Como cidadão, sinto no voto um sabor especial de festa democrática. Claro que democracia não se reduz a escolher um representante para chamar de seu. Mas, por meio do voto, o cidadão eleitor pode fazer valer a força que tem. É pelo voto direito e secreto de todos, com igual valor, que se exerce a soberania popular, como diz o texto da Constituição. Quando o assunto é votar, esta não faz distinção entre homem e mulher, empregado e patrão, pobre e rico, pois nesse banquete não deve haver excluídos, como havia no passado.

Houve um tempo, no Brasil, em que mulheres e pobres não podiam participar dessa festa. Só podiam votar os chamados “homens bons”, nobres, burocratas, senhores de engenho, homens de posse, mesmo que fossem analfabetos. Quando não era secreto, havia o voto de cabresto, que não expressava a vontade do eleitor, mas de quem o dominava. Na democracia de então, era comum eleição fraudada, com gente morta votando.

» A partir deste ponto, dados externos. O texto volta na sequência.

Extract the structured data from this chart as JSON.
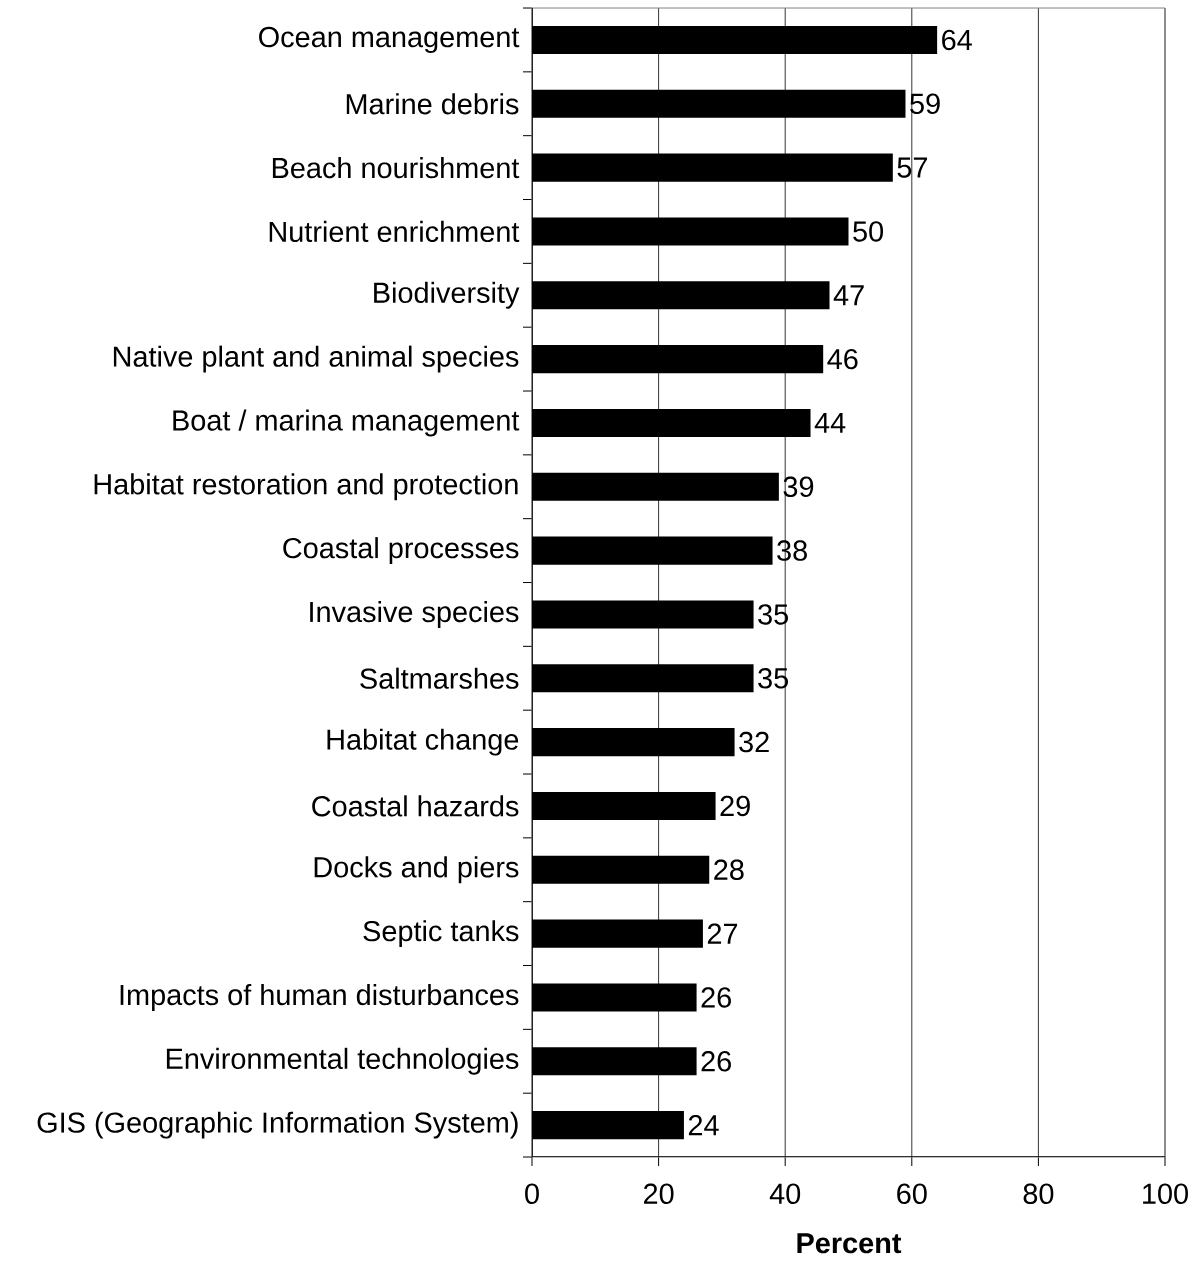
{
  "chart_data": {
    "type": "bar",
    "orientation": "horizontal",
    "xlabel": "Percent",
    "categories": [
      "Ocean management",
      "Marine debris",
      "Beach nourishment",
      "Nutrient enrichment",
      "Biodiversity",
      "Native plant and animal species",
      "Boat / marina management",
      "Habitat restoration and protection",
      "Coastal processes",
      "Invasive species",
      "Saltmarshes",
      "Habitat change",
      "Coastal hazards",
      "Docks and piers",
      "Septic tanks",
      "Impacts of human disturbances",
      "Environmental technologies",
      "GIS (Geographic Information System)"
    ],
    "values": [
      64,
      59,
      57,
      50,
      47,
      46,
      44,
      39,
      38,
      35,
      35,
      32,
      29,
      28,
      27,
      26,
      26,
      24
    ],
    "color": "#000000",
    "xlim": [
      0,
      100
    ],
    "xticks": [
      0,
      20,
      40,
      60,
      80,
      100
    ],
    "grid": "x",
    "data_labels": true
  }
}
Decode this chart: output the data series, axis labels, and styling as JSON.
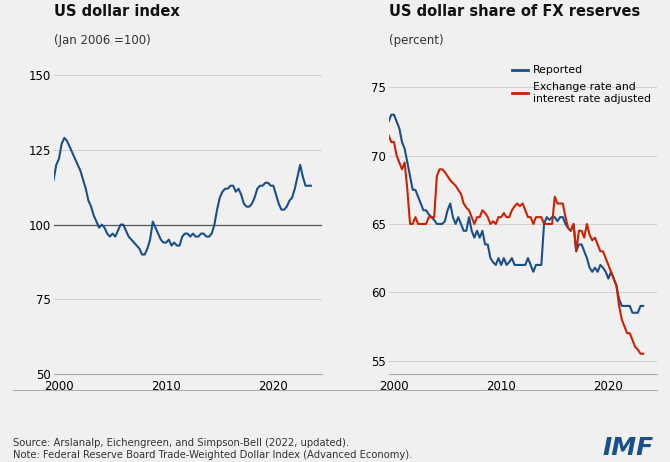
{
  "left_title": "US dollar index",
  "left_subtitle": "(Jan 2006 =100)",
  "right_title": "US dollar share of FX reserves",
  "right_subtitle": "(percent)",
  "left_ylim": [
    50,
    155
  ],
  "left_yticks": [
    50,
    75,
    100,
    125,
    150
  ],
  "right_ylim": [
    54,
    77
  ],
  "right_yticks": [
    55,
    60,
    65,
    70,
    75
  ],
  "xlim_left": [
    1999.5,
    2024.5
  ],
  "xlim_right": [
    1999.5,
    2024.5
  ],
  "xticks": [
    2000,
    2010,
    2020
  ],
  "source_text": "Source: Arslanalp, Eichengreen, and Simpson-Bell (2022, updated).\nNote: Federal Reserve Board Trade-Weighted Dollar Index (Advanced Economy).",
  "imf_text": "IMF",
  "line_color_blue": "#1a4f8a",
  "line_color_red": "#cc2200",
  "reference_line_value": 100,
  "background_color": "#f0f0f0",
  "grid_color": "#d0d0d0",
  "legend_labels": [
    "Reported",
    "Exchange rate and\ninterest rate adjusted"
  ],
  "dollar_index_years": [
    1999.0,
    1999.25,
    1999.5,
    1999.75,
    2000.0,
    2000.25,
    2000.5,
    2000.75,
    2001.0,
    2001.25,
    2001.5,
    2001.75,
    2002.0,
    2002.25,
    2002.5,
    2002.75,
    2003.0,
    2003.25,
    2003.5,
    2003.75,
    2004.0,
    2004.25,
    2004.5,
    2004.75,
    2005.0,
    2005.25,
    2005.5,
    2005.75,
    2006.0,
    2006.25,
    2006.5,
    2006.75,
    2007.0,
    2007.25,
    2007.5,
    2007.75,
    2008.0,
    2008.25,
    2008.5,
    2008.75,
    2009.0,
    2009.25,
    2009.5,
    2009.75,
    2010.0,
    2010.25,
    2010.5,
    2010.75,
    2011.0,
    2011.25,
    2011.5,
    2011.75,
    2012.0,
    2012.25,
    2012.5,
    2012.75,
    2013.0,
    2013.25,
    2013.5,
    2013.75,
    2014.0,
    2014.25,
    2014.5,
    2014.75,
    2015.0,
    2015.25,
    2015.5,
    2015.75,
    2016.0,
    2016.25,
    2016.5,
    2016.75,
    2017.0,
    2017.25,
    2017.5,
    2017.75,
    2018.0,
    2018.25,
    2018.5,
    2018.75,
    2019.0,
    2019.25,
    2019.5,
    2019.75,
    2020.0,
    2020.25,
    2020.5,
    2020.75,
    2021.0,
    2021.25,
    2021.5,
    2021.75,
    2022.0,
    2022.25,
    2022.5,
    2022.75,
    2023.0,
    2023.5
  ],
  "dollar_index_values": [
    113,
    112,
    115,
    120,
    122,
    127,
    129,
    128,
    126,
    124,
    122,
    120,
    118,
    115,
    112,
    108,
    106,
    103,
    101,
    99,
    100,
    99,
    97,
    96,
    97,
    96,
    98,
    100,
    100,
    98,
    96,
    95,
    94,
    93,
    92,
    90,
    90,
    92,
    95,
    101,
    99,
    97,
    95,
    94,
    94,
    95,
    93,
    94,
    93,
    93,
    96,
    97,
    97,
    96,
    97,
    96,
    96,
    97,
    97,
    96,
    96,
    97,
    100,
    105,
    109,
    111,
    112,
    112,
    113,
    113,
    111,
    112,
    110,
    107,
    106,
    106,
    107,
    109,
    112,
    113,
    113,
    114,
    114,
    113,
    113,
    110,
    107,
    105,
    105,
    106,
    108,
    109,
    112,
    116,
    120,
    116,
    113,
    113
  ],
  "fx_reported_years": [
    1999.0,
    1999.25,
    1999.5,
    1999.75,
    2000.0,
    2000.25,
    2000.5,
    2000.75,
    2001.0,
    2001.25,
    2001.5,
    2001.75,
    2002.0,
    2002.25,
    2002.5,
    2002.75,
    2003.0,
    2003.25,
    2003.5,
    2003.75,
    2004.0,
    2004.25,
    2004.5,
    2004.75,
    2005.0,
    2005.25,
    2005.5,
    2005.75,
    2006.0,
    2006.25,
    2006.5,
    2006.75,
    2007.0,
    2007.25,
    2007.5,
    2007.75,
    2008.0,
    2008.25,
    2008.5,
    2008.75,
    2009.0,
    2009.25,
    2009.5,
    2009.75,
    2010.0,
    2010.25,
    2010.5,
    2010.75,
    2011.0,
    2011.25,
    2011.5,
    2011.75,
    2012.0,
    2012.25,
    2012.5,
    2012.75,
    2013.0,
    2013.25,
    2013.5,
    2013.75,
    2014.0,
    2014.25,
    2014.5,
    2014.75,
    2015.0,
    2015.25,
    2015.5,
    2015.75,
    2016.0,
    2016.25,
    2016.5,
    2016.75,
    2017.0,
    2017.25,
    2017.5,
    2017.75,
    2018.0,
    2018.25,
    2018.5,
    2018.75,
    2019.0,
    2019.25,
    2019.5,
    2019.75,
    2020.0,
    2020.25,
    2020.5,
    2020.75,
    2021.0,
    2021.25,
    2021.5,
    2021.75,
    2022.0,
    2022.25,
    2022.5,
    2022.75,
    2023.0,
    2023.25
  ],
  "fx_reported_values": [
    71.5,
    72.0,
    72.5,
    73.0,
    73.0,
    72.5,
    72.0,
    71.0,
    70.5,
    69.5,
    68.5,
    67.5,
    67.5,
    67.0,
    66.5,
    66.0,
    66.0,
    65.7,
    65.5,
    65.3,
    65.0,
    65.0,
    65.0,
    65.2,
    66.0,
    66.5,
    65.5,
    65.0,
    65.5,
    65.0,
    64.5,
    64.5,
    65.5,
    64.5,
    64.0,
    64.5,
    64.0,
    64.5,
    63.5,
    63.5,
    62.5,
    62.2,
    62.0,
    62.5,
    62.0,
    62.5,
    62.0,
    62.2,
    62.5,
    62.0,
    62.0,
    62.0,
    62.0,
    62.0,
    62.5,
    62.0,
    61.5,
    62.0,
    62.0,
    62.0,
    65.0,
    65.5,
    65.3,
    65.5,
    65.5,
    65.2,
    65.5,
    65.5,
    65.0,
    64.7,
    64.5,
    65.0,
    63.0,
    63.5,
    63.5,
    63.0,
    62.5,
    61.8,
    61.5,
    61.8,
    61.5,
    62.0,
    61.8,
    61.5,
    61.0,
    61.5,
    61.0,
    60.5,
    59.5,
    59.0,
    59.0,
    59.0,
    59.0,
    58.5,
    58.5,
    58.5,
    59.0,
    59.0
  ],
  "fx_adjusted_years": [
    1999.0,
    1999.25,
    1999.5,
    1999.75,
    2000.0,
    2000.25,
    2000.5,
    2000.75,
    2001.0,
    2001.25,
    2001.5,
    2001.75,
    2002.0,
    2002.25,
    2002.5,
    2002.75,
    2003.0,
    2003.25,
    2003.5,
    2003.75,
    2004.0,
    2004.25,
    2004.5,
    2004.75,
    2005.0,
    2005.25,
    2005.5,
    2005.75,
    2006.0,
    2006.25,
    2006.5,
    2006.75,
    2007.0,
    2007.25,
    2007.5,
    2007.75,
    2008.0,
    2008.25,
    2008.5,
    2008.75,
    2009.0,
    2009.25,
    2009.5,
    2009.75,
    2010.0,
    2010.25,
    2010.5,
    2010.75,
    2011.0,
    2011.25,
    2011.5,
    2011.75,
    2012.0,
    2012.25,
    2012.5,
    2012.75,
    2013.0,
    2013.25,
    2013.5,
    2013.75,
    2014.0,
    2014.25,
    2014.5,
    2014.75,
    2015.0,
    2015.25,
    2015.5,
    2015.75,
    2016.0,
    2016.25,
    2016.5,
    2016.75,
    2017.0,
    2017.25,
    2017.5,
    2017.75,
    2018.0,
    2018.25,
    2018.5,
    2018.75,
    2019.0,
    2019.25,
    2019.5,
    2019.75,
    2020.0,
    2020.25,
    2020.5,
    2020.75,
    2021.0,
    2021.25,
    2021.5,
    2021.75,
    2022.0,
    2022.25,
    2022.5,
    2022.75,
    2023.0,
    2023.25
  ],
  "fx_adjusted_values": [
    71.0,
    71.5,
    71.5,
    71.0,
    71.0,
    70.0,
    69.5,
    69.0,
    69.5,
    67.5,
    65.0,
    65.0,
    65.5,
    65.0,
    65.0,
    65.0,
    65.0,
    65.5,
    65.5,
    65.5,
    68.5,
    69.0,
    69.0,
    68.8,
    68.5,
    68.2,
    68.0,
    67.8,
    67.5,
    67.2,
    66.5,
    66.2,
    66.0,
    65.5,
    65.0,
    65.5,
    65.5,
    66.0,
    65.8,
    65.5,
    65.0,
    65.2,
    65.0,
    65.5,
    65.5,
    65.8,
    65.5,
    65.5,
    66.0,
    66.3,
    66.5,
    66.3,
    66.5,
    66.0,
    65.5,
    65.5,
    65.0,
    65.5,
    65.5,
    65.5,
    65.0,
    65.0,
    65.0,
    65.0,
    67.0,
    66.5,
    66.5,
    66.5,
    65.5,
    64.7,
    64.5,
    65.0,
    63.0,
    64.5,
    64.5,
    64.0,
    65.0,
    64.2,
    63.8,
    64.0,
    63.5,
    63.0,
    63.0,
    62.5,
    62.0,
    61.5,
    61.0,
    60.5,
    59.0,
    58.0,
    57.5,
    57.0,
    57.0,
    56.5,
    56.0,
    55.8,
    55.5,
    55.5
  ]
}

Hoje muita coisa mudou. Além de todos serem convidados para a festa da votação, há mais liberdade, facilidade e acesso à informação. Nada disso, porém, garante uma boa escolha, se o eleitor vende seu voto, escolhe só por simpatia, paixão ou interesse pessoal, sem pensar no bem do povo. Falamos mal dos políticos, mas quem dá poder a eles? Nem o dinheiro que corrompe, nem a promessa que engana devem engolir a vontade popular.

Não tenho ilusões sobre democracia humana perfeita, que nunca existiu, nem há de existir. Mas ainda que imperfeita, é nela que se depositam os sonhos de um governo em que o soberano deve ser o povo, a lei deve ser igual para todos, e o voto universal, direto, secreto e igualitário é uma espécie de senha que dá direito a todo e qualquer cidadão eleitor entrar em pé de igualdade no banquete eleitoral.

Por isso, apesar das desilusões com a politicagem, decepções com alguns políticos e aparente falta de boas opções de escolha, esta deve ser feita pelo voto consciente, livre de qualquer dominação. Depois é preciso vigiar a atuação daqueles a quem damos o poder, exigir que prestem conta dos compromissos assumidos, sem deixar de orar a Deus pelo povo e por seus condutores, como ordena a 
Sagrada Escritura. Afinal, se no preâmbulo da Carta Magna, os representantes do povo, para instituir um estado democrático, fundado nos valores supremos de uma sociedade fraterna, suplicam a proteção divina para promulgarem a Constituição, é somente Deus que, em seu amor verdadeiramente democrático, faz nascer o sol para todos, bons e maus, e faz cair a chuva sobre justos e injustos.